ANALYSE. The New Rulers of the World (Les nouveaux maîtres du monde) de John Pilger
L’Irak ou l’abattoir
Le nouveau livre du journaliste australien parle, documents à l’appui, des souffrances du peuple irakien sous la dictature de Saddam, dans le cours de la guerre du Golfe et durant le long embargo économique
par Davide Malacaria
Des soldats américains observent le corps carbonisé d’un soldat irakien durant l’opération “Tempête du désert” de 1991
Le fait que Saddam Hussein, durant la guerre entre Iran et Irak, ait joui de l’appui de l’Occident, à travers notamment la vente de matériel de guerre, n’est certes pas un mystère. On n’est pas non plus sans savoir que cet appui s’est poursuivi après la fin du conflit. On est cependant un peu déconcerté par les passages du livre dans lesquels le journaliste décrit sa visite à l’hôtel Al Rashid de Bagdad, où un employé, regrettant «le bon temps passé», montre à l’auteur sa collection du Baghdad Observer, sur les couvertures duquel «il y a Saddam Hussein, comme toujours. Seule variation sur ces différentes photographies, les différents ministres du gouvernement anglais qui, souriant ou hésitant, sont assis avec lui sur le divan présidentiel». Parmi ces photos “souvenirs”, liées, selon Pilger, à la vente du matériel de guerre, figurent celle de David Mellor, du Foreign Office, et celle de Tony Newton, sous-secrétaire au Commerce de Margaret Thatcher. Ils sont tous deux photographiés à côté de Saddam en 1988: le premier, pendant que le dictateur «ordonnait la mort par gaz de cinq mille Kurdes dans la ville de Halabja», le second, un mois après le massacre. Le fait que les États-Unis aient eux aussi approvisionné le dictateur, comme l’a montré une enquête du Congrès USA en 1992, n’est un secret pour personne. Par ailleurs la photo de Saddam Hussein qui serre la main d’un Donald Rumsfeld – l’actuel super-faucon du Pentagone – souriant en visite à Bagdad a fait, ces mois derniers, le tour du monde. Mais un rapport du Sénat USA de 1994, cité dans le livre, révèle un détail peu connu: «la remise à l’Irak d’ingrédients destinés aux armes bactériologiques: bacille botulique développé par une compagnie du Maryland sur licence du Département du Commerce et avec l’approbation du Département d’État». Bref, par une étrange ironie du sort, le groupe des inspecteurs ONU qui se trouve actuellement en Irak est en train de vérifier si les armes fournies au dictateur par les États-Unis sont encore actives ou si, comme le disent les Irakiens, elles ont été détruites.
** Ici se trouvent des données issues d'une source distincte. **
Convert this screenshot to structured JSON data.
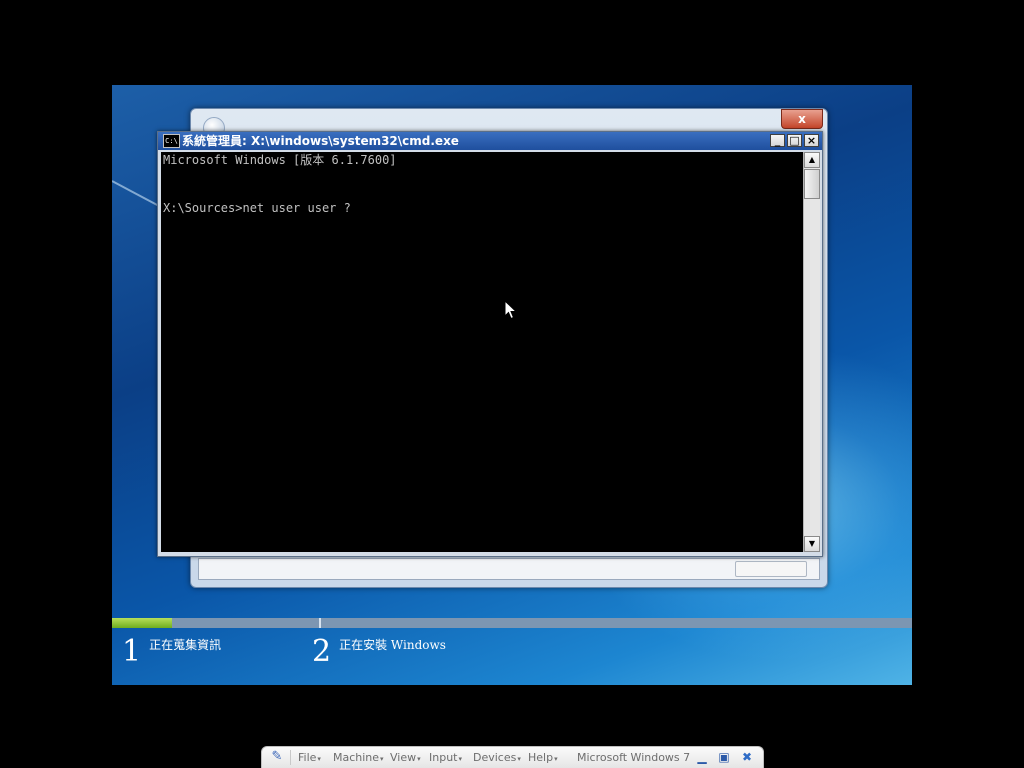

Le livre s’arrête aussi sur des détails moins connus de la guerre du Golfe. Certes, la décision du conflit fut prise dans le cadre des Nations unies à la suite de l’invasion du Koweït. Mais il n’en reste pas moins que la guerre de “libération” du Koweït a été, malgré tout, une guerre comme les autres, avec son cortège de massacres et de mensonges. Une vérité désagréable reconnue aussi, entre autres, par un témoin d’exception comme Peter Arnett, envoyé spécial à Bagdad pour la télévision américaine CNN, dans un article publié au milieu de février sur le Guardian. Dans son livre, Pilger révèle que, durant le conflit, il a été fait un usage massif de projectiles à uranium appauvri. Il note en particulier ceci: «En 1991, la Société pour l’énergie atomique anglaise a calculé que si 8% seulement de l’uranium appauvri qui a explosé durant la guerre du Golfe avait été inhalé, cela aurait potentiellement pu provoquer “cinq cent mille morts”». Une étude inquiétante si l’on considère que la pollution radioactive n’a certes pas cessé avec la guerre: il est difficile de ne pas voir dans l’augmentation vertigineuse du nombre des malformations et des maladies telles que le cancer et la leucémie – dont le livre apporte de nombreuses preuves – l’effet de la persistance des radiations.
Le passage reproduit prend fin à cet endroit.